We know mobile apps at the iPhone store and around other mobile platforms are growing at a torrid pace. We know SaaS vendors are busy developing new platforms and apps. We know where apps are not getting enough attention – the big boys seem much more interested in analytics – Exadata, in-memory excitement.
But there is a category of apps few analysts or bloggers talk about. They are growing rapidly, and they are changing the face of the technology market.
When I read an Accenture study about how “software is everywhere”, I did a quick back-of-napkin assessment. Over 80% of clients I have worked with in the last few years have software (and other tech) embedded in their products or in their digital services. Not just high-tech companies, mainstream industries from consumer products to healthcare to education to financial services.
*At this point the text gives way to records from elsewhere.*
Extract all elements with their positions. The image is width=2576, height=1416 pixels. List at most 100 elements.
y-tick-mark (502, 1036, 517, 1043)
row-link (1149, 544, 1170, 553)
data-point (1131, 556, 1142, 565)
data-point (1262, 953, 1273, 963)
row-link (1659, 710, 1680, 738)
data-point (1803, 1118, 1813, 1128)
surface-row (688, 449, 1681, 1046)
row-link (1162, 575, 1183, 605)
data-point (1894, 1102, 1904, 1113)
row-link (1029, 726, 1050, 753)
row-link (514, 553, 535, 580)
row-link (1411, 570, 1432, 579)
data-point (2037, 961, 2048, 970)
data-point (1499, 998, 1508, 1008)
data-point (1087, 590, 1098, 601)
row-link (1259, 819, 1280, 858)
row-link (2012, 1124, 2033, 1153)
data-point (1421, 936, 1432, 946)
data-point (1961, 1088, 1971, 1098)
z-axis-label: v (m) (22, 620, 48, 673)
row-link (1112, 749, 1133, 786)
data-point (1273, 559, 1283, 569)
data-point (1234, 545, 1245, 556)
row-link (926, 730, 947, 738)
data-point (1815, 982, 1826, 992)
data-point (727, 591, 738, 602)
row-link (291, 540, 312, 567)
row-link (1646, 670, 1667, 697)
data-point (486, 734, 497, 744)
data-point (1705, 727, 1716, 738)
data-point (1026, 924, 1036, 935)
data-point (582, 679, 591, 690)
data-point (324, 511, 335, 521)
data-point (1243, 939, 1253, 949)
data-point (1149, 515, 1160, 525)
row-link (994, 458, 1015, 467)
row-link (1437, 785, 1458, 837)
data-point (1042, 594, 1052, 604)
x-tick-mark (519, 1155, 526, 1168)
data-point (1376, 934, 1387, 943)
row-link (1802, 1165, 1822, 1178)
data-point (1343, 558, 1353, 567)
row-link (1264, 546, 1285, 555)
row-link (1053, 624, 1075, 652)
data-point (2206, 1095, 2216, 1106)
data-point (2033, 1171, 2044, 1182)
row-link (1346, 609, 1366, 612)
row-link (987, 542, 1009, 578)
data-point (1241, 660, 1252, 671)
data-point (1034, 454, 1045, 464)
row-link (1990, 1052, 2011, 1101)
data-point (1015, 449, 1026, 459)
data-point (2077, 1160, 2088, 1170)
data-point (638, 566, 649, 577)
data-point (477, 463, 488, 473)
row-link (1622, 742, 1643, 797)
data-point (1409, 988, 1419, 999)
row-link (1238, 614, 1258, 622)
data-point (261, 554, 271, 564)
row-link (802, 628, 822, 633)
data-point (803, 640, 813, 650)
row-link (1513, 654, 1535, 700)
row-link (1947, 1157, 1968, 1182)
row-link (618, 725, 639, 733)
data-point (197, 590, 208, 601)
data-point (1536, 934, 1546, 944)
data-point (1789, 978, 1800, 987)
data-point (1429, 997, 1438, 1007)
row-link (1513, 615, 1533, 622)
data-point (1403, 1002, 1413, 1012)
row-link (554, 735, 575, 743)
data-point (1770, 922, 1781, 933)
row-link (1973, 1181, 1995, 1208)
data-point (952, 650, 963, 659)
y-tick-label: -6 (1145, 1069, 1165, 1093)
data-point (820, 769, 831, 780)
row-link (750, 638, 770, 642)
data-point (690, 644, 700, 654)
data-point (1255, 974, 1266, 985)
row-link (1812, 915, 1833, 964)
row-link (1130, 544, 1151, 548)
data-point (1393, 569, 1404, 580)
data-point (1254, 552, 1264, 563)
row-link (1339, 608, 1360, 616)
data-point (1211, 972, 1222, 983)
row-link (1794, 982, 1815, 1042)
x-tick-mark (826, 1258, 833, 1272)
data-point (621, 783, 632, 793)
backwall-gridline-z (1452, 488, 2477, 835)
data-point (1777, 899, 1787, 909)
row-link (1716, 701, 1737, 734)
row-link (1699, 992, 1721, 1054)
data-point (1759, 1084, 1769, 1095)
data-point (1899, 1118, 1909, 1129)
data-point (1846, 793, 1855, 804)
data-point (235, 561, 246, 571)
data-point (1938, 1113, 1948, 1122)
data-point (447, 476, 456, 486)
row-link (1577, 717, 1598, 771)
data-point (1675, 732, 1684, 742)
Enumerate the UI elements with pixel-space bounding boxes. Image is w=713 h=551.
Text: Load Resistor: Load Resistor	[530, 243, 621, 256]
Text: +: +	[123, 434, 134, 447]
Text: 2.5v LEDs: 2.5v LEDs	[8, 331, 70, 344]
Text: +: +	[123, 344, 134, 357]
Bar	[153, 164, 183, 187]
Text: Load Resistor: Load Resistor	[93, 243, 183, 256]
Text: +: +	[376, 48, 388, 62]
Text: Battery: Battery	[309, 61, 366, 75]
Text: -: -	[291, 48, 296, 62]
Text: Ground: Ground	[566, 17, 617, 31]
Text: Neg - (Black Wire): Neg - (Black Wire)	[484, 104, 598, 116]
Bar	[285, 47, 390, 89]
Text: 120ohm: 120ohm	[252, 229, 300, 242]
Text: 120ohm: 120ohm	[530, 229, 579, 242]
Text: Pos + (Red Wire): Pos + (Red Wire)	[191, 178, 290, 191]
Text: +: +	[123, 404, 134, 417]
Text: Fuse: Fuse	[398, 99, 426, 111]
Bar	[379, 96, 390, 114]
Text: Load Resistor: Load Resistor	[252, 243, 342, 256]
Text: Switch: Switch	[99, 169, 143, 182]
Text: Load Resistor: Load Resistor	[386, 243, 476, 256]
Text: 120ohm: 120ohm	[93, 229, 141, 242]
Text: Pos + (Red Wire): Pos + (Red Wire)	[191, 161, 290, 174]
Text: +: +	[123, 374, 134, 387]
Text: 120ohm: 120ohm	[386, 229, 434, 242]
And they are custom building these apps.
Which means they are getting savvier about the economics of technology. They know what it costs to code and test apps. They know how to run call centers. They know how to manage spare parts and service depots. They know the economics of offshoring.
Not that they ever forgot. Many of these companies wrote code way before most software vendors were born. They successfully migrated past Y2K. They have continued to run elaborate test streams to compensate for the quality delivered by the software industry. They pushed their service providers to adopt Six Sigma, CMM to discipline their software methods.
And their new applications are truly life-blood. They drive revenue. They provide competitive advantage.
When you are working for one of these companies you don’t know whether to laugh or scream when a tech vendor talks about their “vertical depth”. Or tries to convince you about their economics. They are comparing against their vendor peers, not the benchmarks these companies internally have. And you have to resist the temptation to point out they are delusional if they think their offerings are strategic.
The strategic apps are being custom built. And they are stealth. Except they would be blindingly obvious if the tech industry would look beyond its own boundaries.